The essence behind this is actually the "financialization of board power". In the past, the board of directors was more like a part of the internal governance of the enterprise, but today, more and more capital market participants regard it as a circulation tool of the "voice asset" itself. You read that right, the voice can also be designed, traded, and even "borrowed".

For example, voting rights delegation is the most typical "rights backdoor". We have seen in many listed company mergers and acquisitions that the investor did not obtain a controlling position, but achieved absolute control of the board of directors by signing a voting rights agreement with the original senior management team. Outsiders only see that the equity change has not occurred, but the decision-making level has quietly "changed blood".

This has also spawned an emerging role: board structure consultant-and Goheal is a deep participant in this sub-segment. In Goheal's view, the control of the board of directors is not completed in one go, but a process of dynamic game, gradual accumulation, and fine layout. We prefer to use "dripping water wears away the stone" to describe this work: you have to talk piece by piece, fight for one vote by one vote, and lay out the structure step by step. Even before the merger and acquisition, we will develop a "three-year board evolution map" for our clients, planning in advance the key time points, the path of seat share changes, possible replacement mechanisms and defensive strategies.

There is another phenomenon that deserves attention - the end of the "neutralization" of independent directors. Don't be naive to think that independent directors are always "neutral". In the battle for control, they are often the final "vote that decides the outcome". We saw in a new energy company's control event that two shareholder camps with similar shareholding ratios on the surface finally completely reversed the ownership of the board's control because of an independent director's "defection".

This also means that operations such as "winning over independent directors", "pre-burying nominees" and "locking in joint proposals at shareholders' meetings in advance" have become the "standard actions" of large-scale mergers and acquisitions.

Goheal Group

Of course, not all control battles end in "daggers drawn". More often, it presents a "silent rearrangement of seats" - the person you thought was at the helm may have quietly stepped down; the consortium you didn't pay attention to has already formed an alliance behind you. The script of the capital world never follows tradition.

In such a new era that emphasizes the integration of structural power and discourse power, Goheal advises all entrepreneurs and investors involved in acquisitions: "Equity structure" is just an entry ticket, and "board control" is the real pass. Whoever can grasp the degree and accurately layout in the complex power structure can truly dominate the future of the company.

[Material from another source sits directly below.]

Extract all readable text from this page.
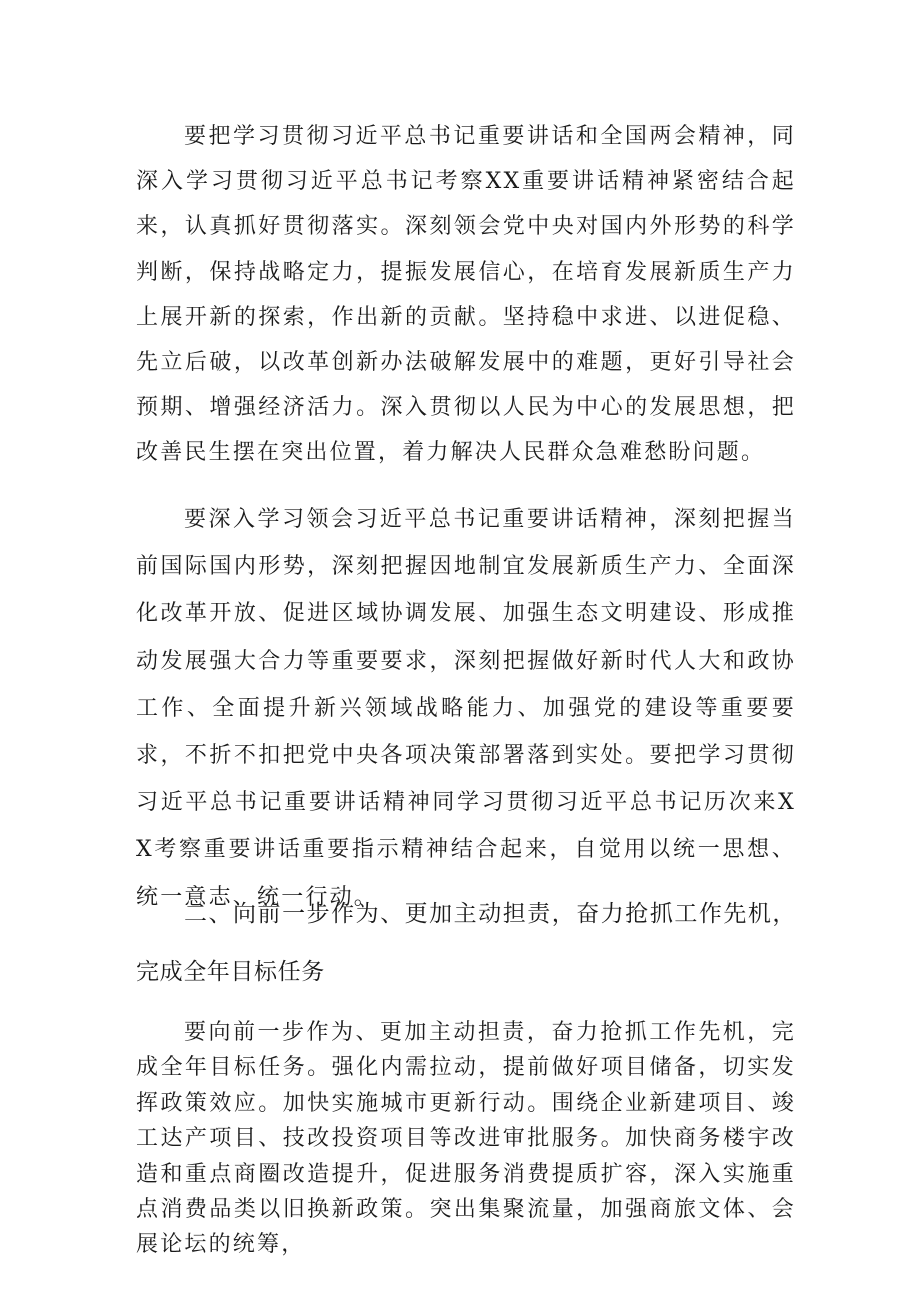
要把学习贯彻习近平总书记重要讲话和全国两会精神，同深入学习贯彻习近平总书记考察XX重要讲话精神紧密结合起来，认真抓好贯彻落实。深刻领会党中央对国内外形势的科学判断，保持战略定力，提振发展信心，在培育发展新质生产力上展开新的探索，作出新的贡献。坚持稳中求进、以进促稳、先立后破，以改革创新办法破解发展中的难题，更好引导社会预期、增强经济活力。深入贯彻以人民为中心的发展思想，把改善民生摆在突出位置，着力解决人民群众急难愁盼问题。

要深入学习领会习近平总书记重要讲话精神，深刻把握当前国际国内形势，深刻把握因地制宜发展新质生产力、全面深化改革开放、促进区域协调发展、加强生态文明建设、形成推动发展强大合力等重要要求，深刻把握做好新时代人大和政协工作、全面提升新兴领域战略能力、加强党的建设等重要要求，不折不扣把党中央各项决策部署落到实处。要把学习贯彻习近平总书记重要讲话精神同学习贯彻习近平总书记历次来XX考察重要讲话重要指示精神结合起来，自觉用以统一思想、统一意志、统一行动。

二、向前一步作为、更加主动担责，奋力抢抓工作先机，完成全年目标任务

要向前一步作为、更加主动担责，奋力抢抓工作先机，完成全年目标任务。强化内需拉动，提前做好项目储备，切实发挥政策效应。加快实施城市更新行动。围绕企业新建项目、竣工达产项目、技改投资项目等改进审批服务。加快商务楼宇改造和重点商圈改造提升，促进服务消费提质扩容，深入实施重点消费品类以旧换新政策。突出集聚流量，加强商旅文体、会展论坛的统筹，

Having written here, have you also begun to re-examine your "control logic"? In the company where you hold shares, do you really have the "right to speak"? Or, has the equity acquisition you are planning already reserved a "controllable slot" for future board seats?

We want to hear your story. Have you ever experienced the feeling of powerlessness of holding equity but being unable to dominate decision-making? How do you view the future evolution of the board's power structure? Welcome to leave a message in the comment area for discussion. Goheal will also continue to share more practical cases and analyze this capital game about "invisible power" with you in depth.

[About Goheal] Goheal is a leading investment holding company focusing on global mergers and acquisitions. It has deep roots in the three core business areas of acquisition of controlling rights of listed companies, mergers and acquisitions of listed companies, and capital operations of listed companies. With its profound professional strength and rich experience, it provides companies with full life cycle services from mergers and acquisitions to restructuring and capital operations, aiming to maximize corporate value and achieve long-term benefit growth.